第42章 契丹出兵(1/2)
起因是契丹军在两日前攻占了嵐州,又於一日后攻克宪州,两地守將皆以身殉国,只有几千残兵侥倖逃得性命。
被打散的溃兵们从北门涌入,丟盔弃甲,神色惊恐,他们好不容易捡回一条性命,入得城內便开始不管不顾地嚎啕大哭起来。
郭荣一面令人好生安抚,不可使惊慌情绪蔓延全军,动摇士气之根本,一面强撑起疲乏的身子,升帐议事。
当个皇帝其实並不困难,难的是当个好皇帝,也难怪郭荣天不假年,恐怕也和操劳过度有很大干系。
沈承嗣也盘问了好几个溃兵,他们所言如出一辙。
这些人几乎都被契丹人嚇破了胆,不停描述契丹骑兵的实力有多么强横,坚固的城墙在他们的兵锋下如同纸糊的一般。
耶律挞烈只用一日便攻陷了嵐州,攻陷宪州更是只用了半日。
不过沈承嗣还有一事不明,契丹多是骑兵,而且通常一人配备两到三匹战马,轮流骑乘保证速度和耐力,同时他们行军时一般不带庞大的粮草輜重,而是依靠打草谷就食於敌,行军速度比周军快得多。
这样一支机动性超强的军队怎会放任几千溃兵顺利逃脱呢?难道不要这几千首级的军功了吗?
恐怕这是耶律挞烈故意为之,他將溃兵放回,好削弱周军斗志,打击士气。
果不其然,此刻城內的周军见到那些溃兵们的样子,原本因为夺城立功而高涨的时期,一点一点地瘪了下去。

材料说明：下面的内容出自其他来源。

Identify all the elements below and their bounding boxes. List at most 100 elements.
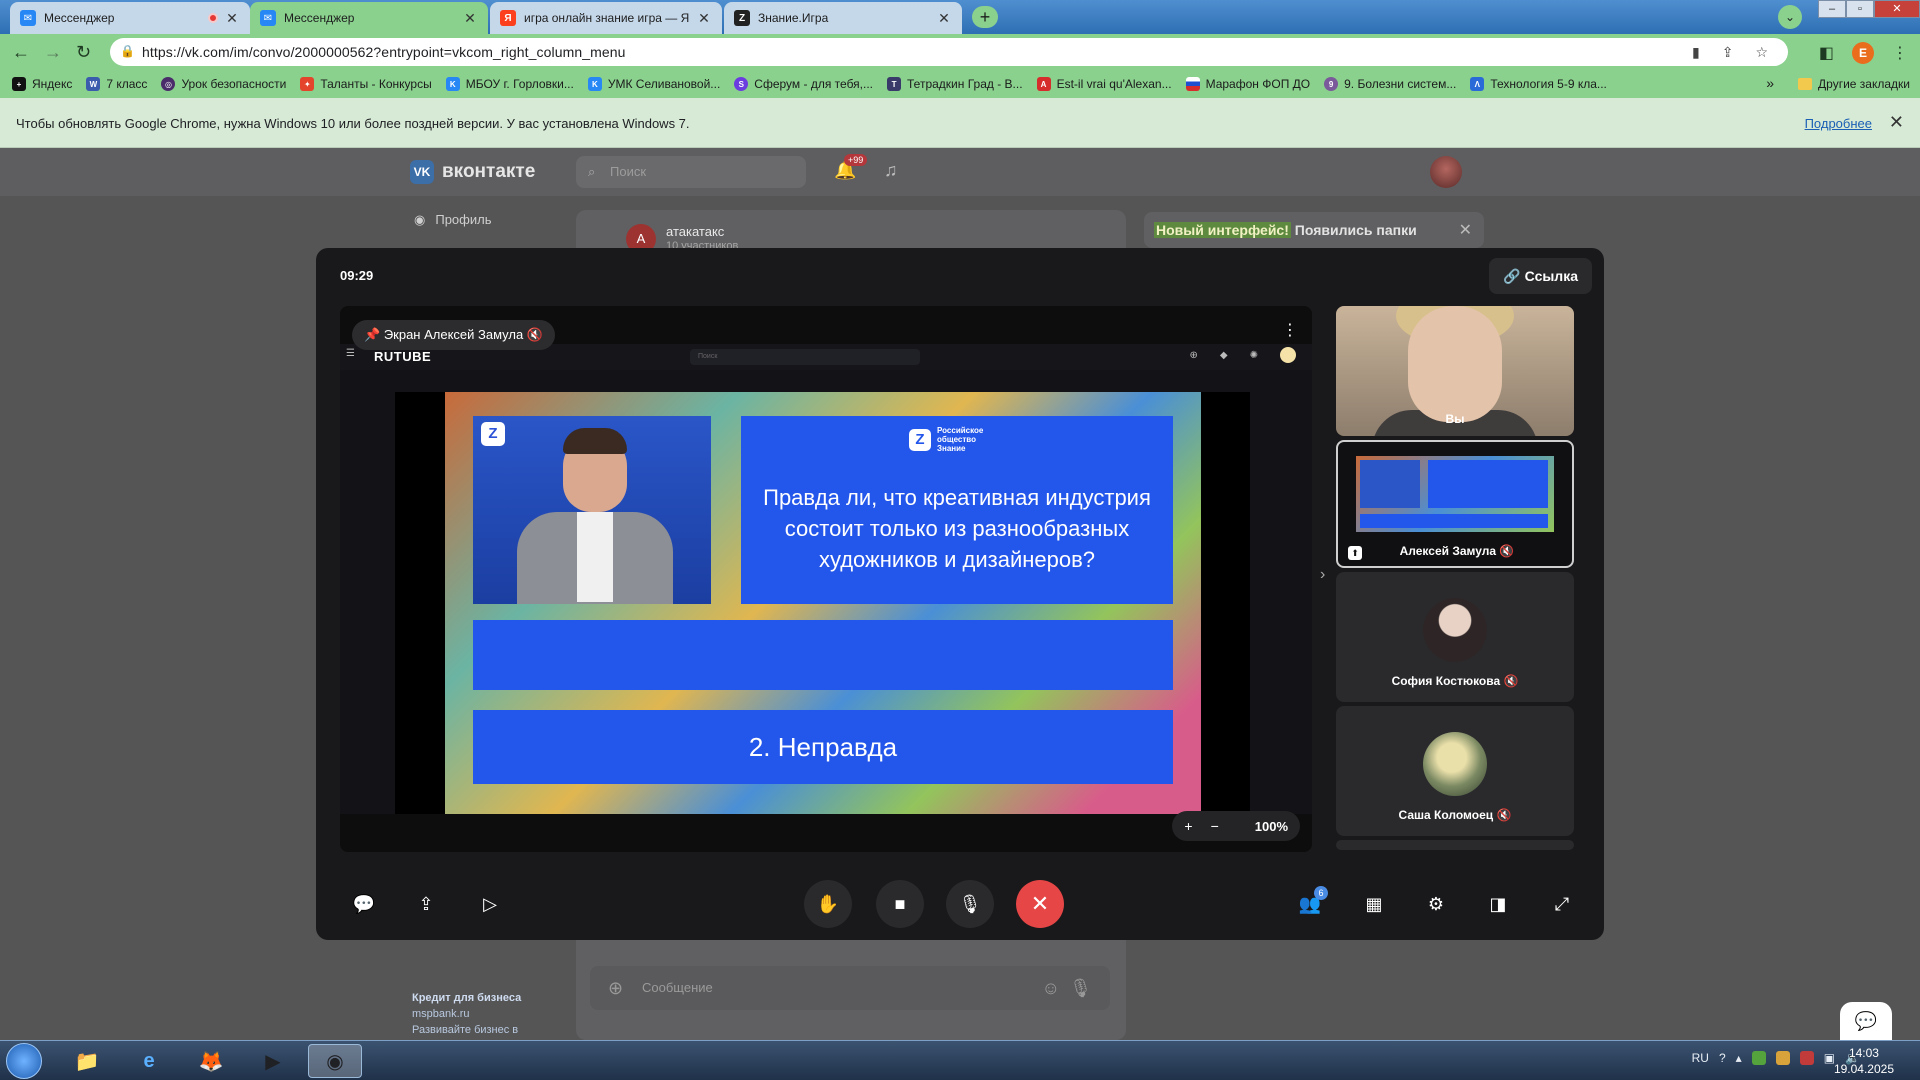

而此时阴谋得逞的耶律挞烈正坐在宪州刺史府內,迎接两位重要客人。
大堂上原来的刺史座椅被挪到角落,换成了一张契丹胡床,耶律挞烈坐在胡床上,面对河东纷乱的局势,思考下一步对策。
这时大堂正门打开,刘承钧、刘继业前后脚走了进来。
刘承钧的眼睛红肿,从晋阳城外接到父亲死讯那一刻起,他便没有停止过流泪,如今眼泪已干,再也哭不出了。
“孤听说了你父亲的事,殿下节哀顺变吧!”
刘承钧直接跪倒在地,“父皇已死,北汉社稷倾覆在即,恳求大王看在先帝与贵国多年交好的份上,出兵助我收復晋阳。只要能夺回都城,侄臣愿代代向大辽称臣纳贡,永为屏藩,誓不反悔!”
刘承钧重重磕头,咚地一声,抬头时,额头上已是一片紫红,他心里清楚得很,单凭他手里的残兵败將,別说收復晋阳,便是想守住北面这几座边城都是痴人说梦。
刘继业却没有说话,从走进大堂的那一刻起,他只是抱拳行礼里,然后退到一旁,便再也没有发出任何声音,在见到太子殿下跪拜时,眉头紧锁,嘴角抽动,却也不曾开口。
他虽然为北汉臣子,但本姓杨,骨子里还是汉人,他的家乡麟州在契丹和中原的交界处,从小见惯了契丹铁骑南下打草谷——村庄被焚,妇人被掠,男丁被杀。父亲杨弘信每次喝醉了酒,就大骂契丹人,他也不例外。
可以说比起大周,他还更痛恨契丹多些,不过如今刘崇身死,北汉残破至此,刘承训除了哭求契丹援兵外,便没有其他出路了。